2In Ray, the court found that a document entitled “Irrevocable Assignment of Benefits,” setting forth the transfer of any proceeds accruing to the insured under the insurance policy to the hospital/medical provider in question, was a valid assignment conferring to the hospital the right to make a claim. Ray, 556 So. 2d at 813. As such, the insured no longer held any rights to any claims against the insurer under the policy and could not subsequently re-assign those rights. Id.

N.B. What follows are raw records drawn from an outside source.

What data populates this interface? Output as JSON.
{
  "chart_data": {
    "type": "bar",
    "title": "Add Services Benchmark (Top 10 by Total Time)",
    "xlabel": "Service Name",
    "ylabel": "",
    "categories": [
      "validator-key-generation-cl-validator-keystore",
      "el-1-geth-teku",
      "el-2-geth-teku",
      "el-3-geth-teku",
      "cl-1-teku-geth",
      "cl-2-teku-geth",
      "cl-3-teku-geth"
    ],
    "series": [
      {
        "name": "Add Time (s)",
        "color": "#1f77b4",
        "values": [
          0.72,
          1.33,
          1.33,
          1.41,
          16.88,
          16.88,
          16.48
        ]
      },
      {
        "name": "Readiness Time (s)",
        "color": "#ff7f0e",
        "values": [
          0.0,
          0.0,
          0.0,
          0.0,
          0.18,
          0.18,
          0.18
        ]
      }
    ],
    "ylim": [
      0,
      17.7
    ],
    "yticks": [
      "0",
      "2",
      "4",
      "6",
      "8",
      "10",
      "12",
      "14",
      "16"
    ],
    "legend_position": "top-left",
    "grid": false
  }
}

3Although ultimately holding in EPCF’s favor, the Court notes that EPCF’s reliance on Gary H. Weiss, D.C. v. Progressive Am. Ins. Co., 15 Fla. L. Weekly Supp. 141a (Fla. 18th Cir. App., November 14, 2007) and Mobile Diagnostics a/a/o Susan Shepard v. Geico Indem., 13 Fla. L. Weekly Supp. 797a (Fla. 18th Cir. App., May 2006) as direct authority on the issue in this case is misplaced. Those cases involved a determination of whether the named party was the proper party in interest, not whether certain rights or benefits had in fact been assigned, as in the case at hand.
4In other words, if a policyholder accrues $3,000 in medical bills and $7,000 in non-priority bills, the doctors are paid $3,000 and the non-priority providers are paid $5,000 within 30 days after the accident. On the 31st day after the accident, the remaining $2,000 of set aside benefits would be made available to the non-priority providers. In another scenario, if the policyholder accrues $5,000 in medical and $7,000 non-priority bills, the medical providers are guaranteed $5,000, so long as the claims are submitted within 30 days of the accident, and the non-priority providers are not fully reimbursed. In this situation, it does not matter whether the non-priority providers’ claims were submitted first.
5The trial court recognized that an insured may incur bills only from priority providers. In such a case, the court recognized that the deductible would be properly applied against the priority medical providers’ claims.